Once the demand for chlorine dioxide in the distribution network had been exceeded, chlorine dioxide doses were reduced to 0.5 ppm. When the chlorine dioxide had been exceeded and stabilization had been achieved in the presence of chlorine dioxide in the network, a significant reduction in total THMs was observed compared to the use of chlorine only. The reduction was estimated at greater than 90% at the treatment station outlet and 80% in the distribution network. In all cases, the THM values were at a maximum of 30 µg/L. In addition to lowering THM values, the increased chlorine dioxide dosing enabled a pH reduction from a range of 8.1 to 8.3 to a value of 7.5.

Phase 3 began in April 2009 and ended in August 2009. It included the introduction of a constant and stable dosing of chlorine dioxide at 0.3 ppm accompanied by chlorine up to 1 ppm. The use of chlorine dioxide continued both in oxidation/pre-treatment and in disinfection so that a residual amount was obtained at all points of the supply network. THM formation from June to August reached a high of approximately 30 µg/L. It was also determined that the dosing of chlorine dioxide in disinfection facilitated a reduction in the concentration of disinfectant in the network. At the treatment station outlet, the combined concentration of chlorine dioxide and chlorine was 1 ppm, compared with a concentration of 1.2 ppm of chlorine that was previously necessary in order to ensure the existence of disinfectant at the end of the network.

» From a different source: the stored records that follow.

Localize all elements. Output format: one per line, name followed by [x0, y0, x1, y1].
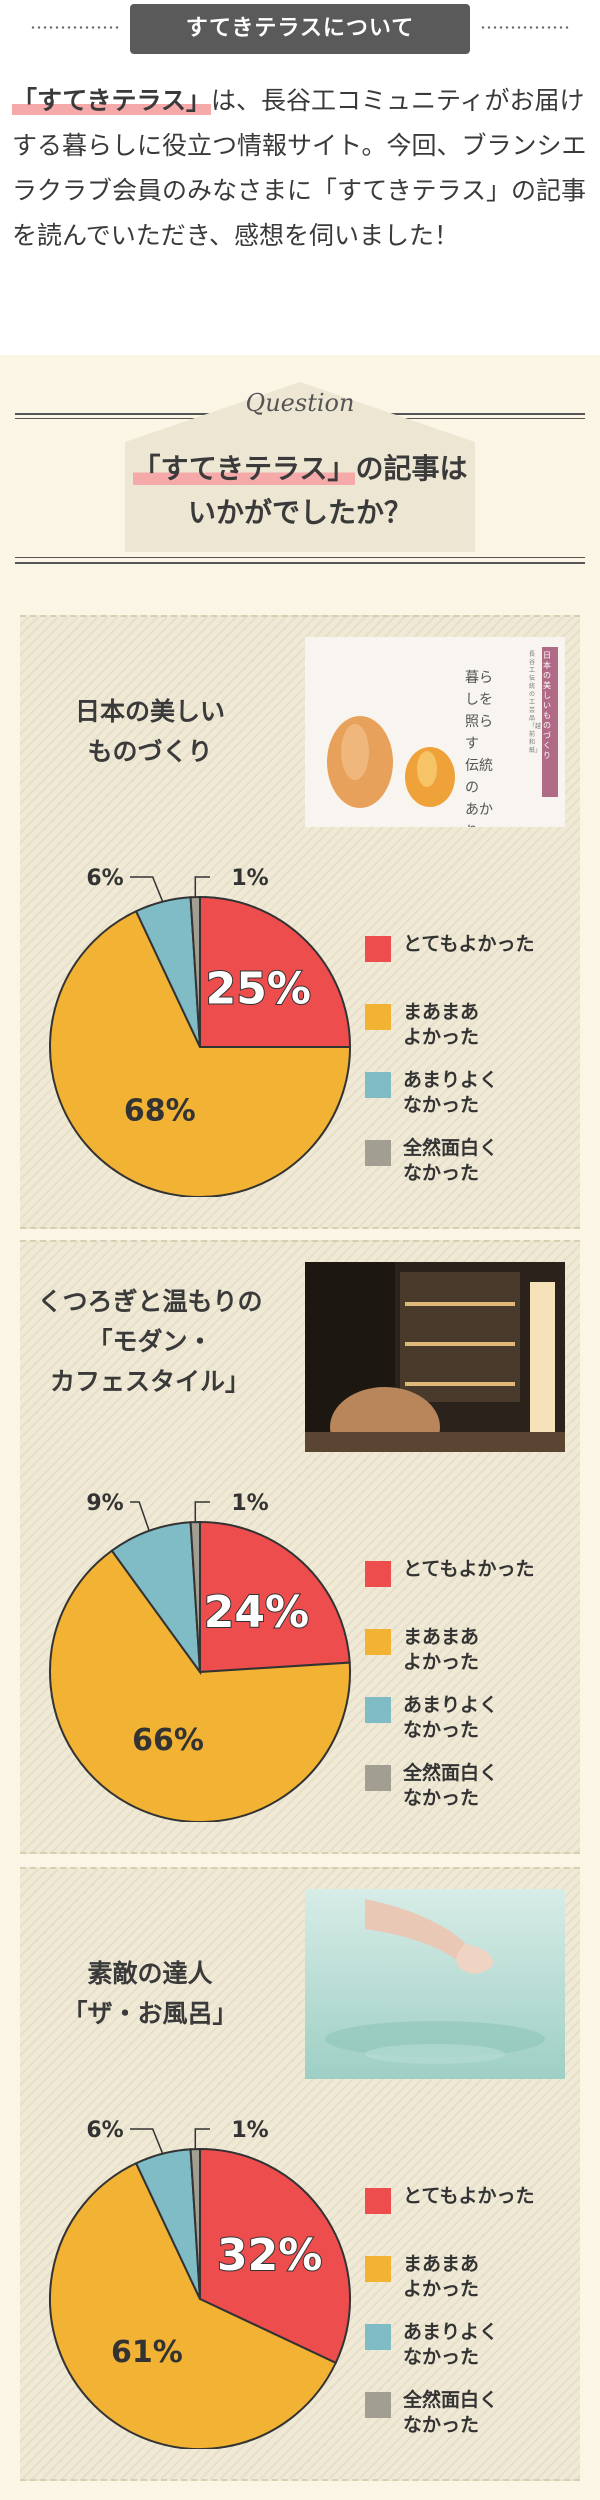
- pie-label-2: 9%: [86, 1492, 123, 1516]
- pie-chart-1: 25% 68% 6% 1%: [49, 867, 352, 1197]
- legend-label: まあまあ よかった: [403, 2253, 480, 2300]
- pie-chart-2: 24% 66% 9% 1%: [49, 1492, 351, 1822]
- legend-item: 全然面白く なかった: [365, 1761, 575, 1829]
- intro-body: は、長谷工コミュニティがお届けする暮らしに役立つ情報サイト。今回、ブランシエラク…: [12, 86, 587, 250]
- legend-item: とてもよかった: [365, 1557, 575, 1625]
- chart-legend-2: とてもよかったまあまあ よかった あまりよく なかった 全然面白く なかった: [365, 1557, 575, 1829]
- photo-caption: 暮らしを 照らす 伝統の あかり: [465, 670, 493, 827]
- legend-label: とてもよかった: [403, 933, 535, 955]
- card-title-text: 素敵の達人 「ザ・お風呂」: [62, 1959, 238, 2028]
- intro-highlight: 「すてきテラス」: [12, 86, 212, 115]
- chart-legend-3: とてもよかったまあまあ よかった あまりよく なかった 全然面白く なかった: [365, 2184, 575, 2456]
- legend-label: あまりよく なかった: [403, 1694, 499, 1741]
- legend-item: まあまあ よかった: [365, 1000, 575, 1068]
- pie-label-1: 68%: [124, 1093, 196, 1128]
- legend-swatch: [365, 2188, 391, 2214]
- legend-item: あまりよく なかった: [365, 2320, 575, 2388]
- pie-slice-2: [110, 1521, 202, 1676]
- card-title: 素敵の達人 「ザ・お風呂」: [20, 1954, 280, 2034]
- question-label: Question: [245, 389, 355, 417]
- legend-item: 全然面白く なかった: [365, 2388, 575, 2456]
- pie-slice-1: [49, 2161, 338, 2449]
- survey-card-2: くつろぎと温もりの 「モダン・ カフェスタイル」 24% 66% 9% 1% とてもよ…: [20, 1240, 580, 1854]
- card-title-text: 日本の美しい ものづくり: [74, 697, 225, 766]
- legend-swatch: [365, 2256, 391, 2282]
- legend-swatch: [365, 936, 391, 962]
- photo-note: 長谷工伝統の工芸品「越前和紙」: [529, 651, 542, 754]
- card-title: くつろぎと温もりの 「モダン・ カフェスタイル」: [20, 1282, 280, 1402]
- legend-swatch: [365, 1765, 391, 1791]
- pie-leader-2: [130, 1501, 150, 1532]
- survey-section: Question 「すてきテラス」の記事は いかがでしたか？ 日本の美しい もの…: [0, 355, 600, 2500]
- legend-label: あまりよく なかった: [403, 1069, 499, 1116]
- pie-label-3: 1%: [231, 867, 268, 891]
- card-photo-lamps: 暮らしを 照らす 伝統の あかり 日本の美しいものづくり 長谷工伝統の工芸品「越…: [305, 637, 565, 827]
- pie-label-3: 1%: [231, 2119, 268, 2143]
- legend-swatch: [365, 1697, 391, 1723]
- legend-label: 全然面白く なかった: [403, 2389, 499, 2436]
- card-title: 日本の美しい ものづくり: [20, 692, 280, 772]
- header-dots-left: [30, 26, 120, 29]
- question-title: 「すてきテラス」の記事は いかがでしたか？: [0, 447, 600, 535]
- question-rule-bottom: [15, 562, 585, 564]
- pie-label-2: 6%: [86, 2119, 123, 2143]
- pie-slice-0: [199, 2147, 351, 2365]
- pie-chart-3: 32% 61% 6% 1%: [49, 2119, 351, 2449]
- pie-label-0: 24%: [204, 1587, 309, 1638]
- legend-item: あまりよく なかった: [365, 1693, 575, 1761]
- intro-text: 「すてきテラス」は、長谷工コミュニティがお届けする暮らしに役立つ情報サイト。今回…: [12, 78, 594, 258]
- legend-label: とてもよかった: [403, 1558, 535, 1580]
- question-rule-bottom-thin: [15, 557, 585, 558]
- legend-label: まあまあ よかった: [403, 1001, 480, 1048]
- legend-item: 全然面白く なかった: [365, 1136, 575, 1204]
- pie-label-0: 25%: [206, 964, 311, 1015]
- legend-label: 全然面白く なかった: [403, 1137, 499, 1184]
- pie-slice-0: [199, 895, 352, 1048]
- question-title-highlight: 「すてきテラス」: [132, 452, 356, 485]
- legend-swatch: [365, 1004, 391, 1030]
- pie-slice-3: [189, 895, 201, 1048]
- pie-leader-3: [194, 2128, 210, 2150]
- header-title: すてきテラスについて: [130, 4, 470, 54]
- question-title-rest: の記事は: [355, 452, 468, 485]
- pie-slice-1: [49, 909, 352, 1197]
- survey-card-1: 日本の美しい ものづくり 暮らしを 照らす 伝統の あかり 日本の美しいものづく…: [20, 615, 580, 1229]
- header-dots-right: [480, 26, 570, 29]
- card-title-text: くつろぎと温もりの 「モダン・ カフェスタイル」: [37, 1287, 263, 1396]
- legend-item: とてもよかった: [365, 2184, 575, 2252]
- legend-label: とてもよかった: [403, 2185, 535, 2207]
- card-photo-interior: [305, 1262, 565, 1452]
- section-header: すてきテラスについて: [0, 0, 600, 58]
- pie-slice-0: [199, 1520, 351, 1674]
- survey-card-3: 素敵の達人 「ザ・お風呂」 32% 61% 6%: [20, 1867, 580, 2481]
- legend-swatch: [365, 1072, 391, 1098]
- legend-item: とてもよかった: [365, 932, 575, 1000]
- legend-swatch: [365, 1140, 391, 1166]
- pie-label-2: 6%: [86, 867, 123, 891]
- legend-label: 全然面白く なかった: [403, 1762, 499, 1809]
- pie-leader-2: [130, 2128, 164, 2154]
- pie-label-3: 1%: [231, 1492, 268, 1516]
- pie-leader-2: [130, 876, 164, 902]
- pie-leader-3: [194, 876, 210, 898]
- legend-swatch: [365, 2392, 391, 2418]
- photo-tag: 日本の美しいものづくり: [543, 651, 551, 760]
- legend-item: あまりよく なかった: [365, 1068, 575, 1136]
- card-photo-bath: [305, 1889, 565, 2079]
- legend-label: あまりよく なかった: [403, 2321, 499, 2368]
- legend-item: まあまあ よかった: [365, 1625, 575, 1693]
- pie-slice-1: [49, 1549, 351, 1822]
- pie-label-1: 61%: [111, 2335, 183, 2370]
- pie-label-1: 66%: [132, 1723, 204, 1758]
- legend-swatch: [365, 1561, 391, 1587]
- chart-legend-1: とてもよかったまあまあ よかった あまりよく なかった 全然面白く なかった: [365, 932, 575, 1204]
- legend-item: まあまあ よかった: [365, 2252, 575, 2320]
- legend-swatch: [365, 2324, 391, 2350]
- legend-swatch: [365, 1629, 391, 1655]
- pie-leader-3: [194, 1501, 210, 1523]
- legend-label: まあまあ よかった: [403, 1626, 480, 1673]
- question-title-line2: いかがでしたか？: [187, 496, 412, 529]
- pie-label-0: 32%: [217, 2230, 322, 2281]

The use of chlorine dioxide as a disinfectant resulted in chlorite and chlorate byproducts at a maximum proportion of 60% and 30%, respectively. The residual chlorite value at any moment throughout the process was determined to be below the legislatively mandated value. Only when the dosage of chlorine dioxide exceeded 1.1 ppm did values of sodium chlorite approach the legislated value of 0.7 ppm.

Results

Using chlorine dioxide as a disinfectant, ACOSOL complied with Spanish and European THM standards and could even comply with the standards of more demanding countries, where legislation for a maximum level of total THMs is 30 µg/L.